A legislação contribui para isto. A proposta para regular a inteligência artificial que está a ser ultimada na União Europeia estipula que sistemas de inteligência artificial de alto risco, utilizados em serviços cruciais, como a saúde e a energia, têm de ser testados com dados suficientemente representativos para minimizar o risco de enviesamento.

Uma das formas de corrigir directamente o modelo, sem alterar as bases de dados, é forçar a diversidade. “Isto pode ser feito no pré-processamento do prompt [pedido]. Quando pedimos ‘faz uma imagem de um astronauta’, se género ou etnia não tiverem sido especificados, o modelo tem ‘permissão’ para adicionar alterações”, advoga Carolina Natal.

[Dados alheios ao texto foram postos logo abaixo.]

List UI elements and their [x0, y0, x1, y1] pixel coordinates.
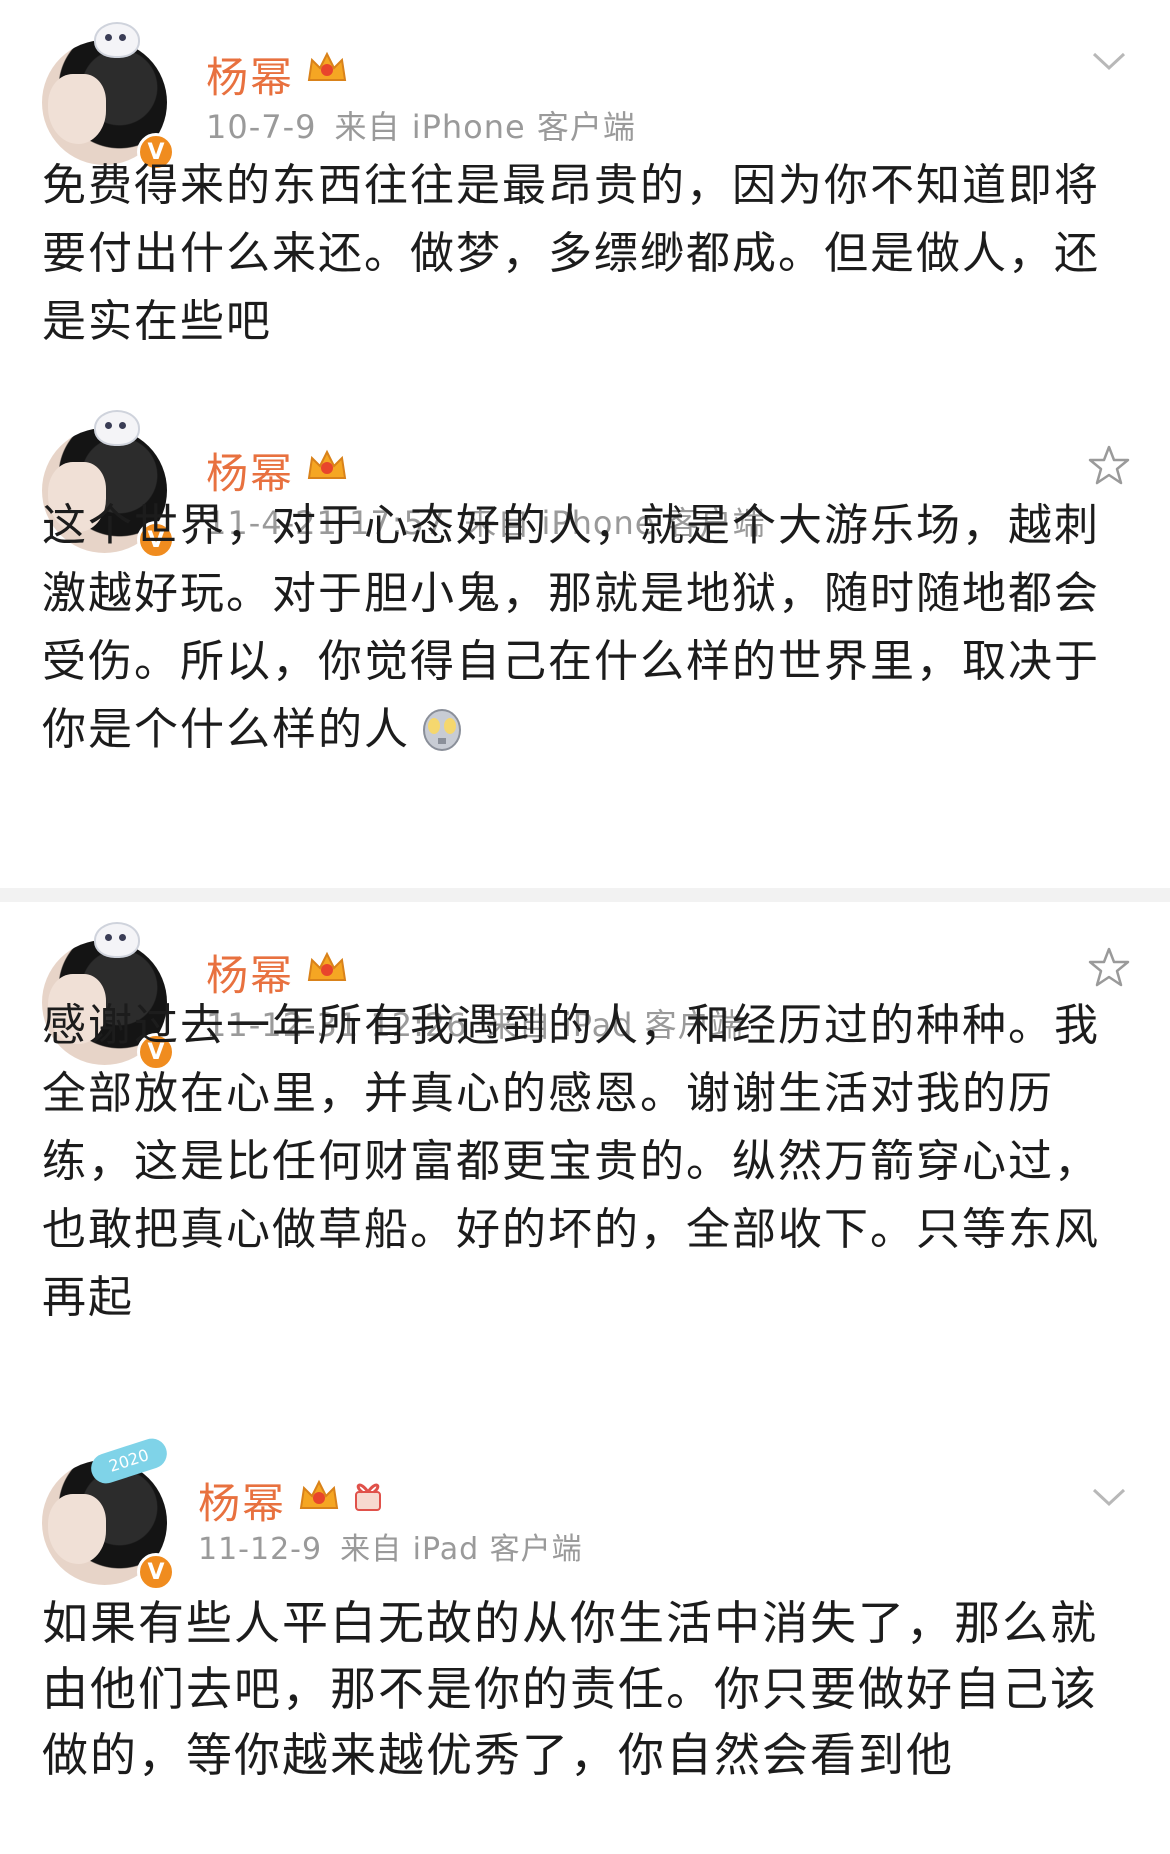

Do lado do utilizador deve-se questionar o modelo. Por defeito, as conversas que as pessoas têm com sistemas como o ChatGPT, o Gemini da Google, ou o Copilot da Microsoft são usadas para melhorar os sistemas. Isto pode ser alterado nas definições, mas quem opta por partilhar informação pode alertar para o viés. “É preciso garantir esta existência de mecanismos de feedback, em que o humano possa corrigir, retreinar, reforçar comportamentos positivos e mitigar os que não são desejados”, reforça Miriam Santos. “É desta forma que se quebram loops perniciosos em que a ‘máquina se alimenta e se valida a si mesma’.”

O aumento da visibilidade do problema, no entanto, contribui para a correcção – é a perspectiva, optimista, da presidente do Conselho Nacional de Ética para as Ciências da Vida. “O primeiro passo é sempre reconhecer um problema. Creio que isso já aconteceu”, esclarece Maria do Céu Patrão Neves. “A presença de viés é óbvia. E acredito que vai ajudar a corrigir o problema: porque um problema tão amplo e óbvio tem de ser corrigido.”.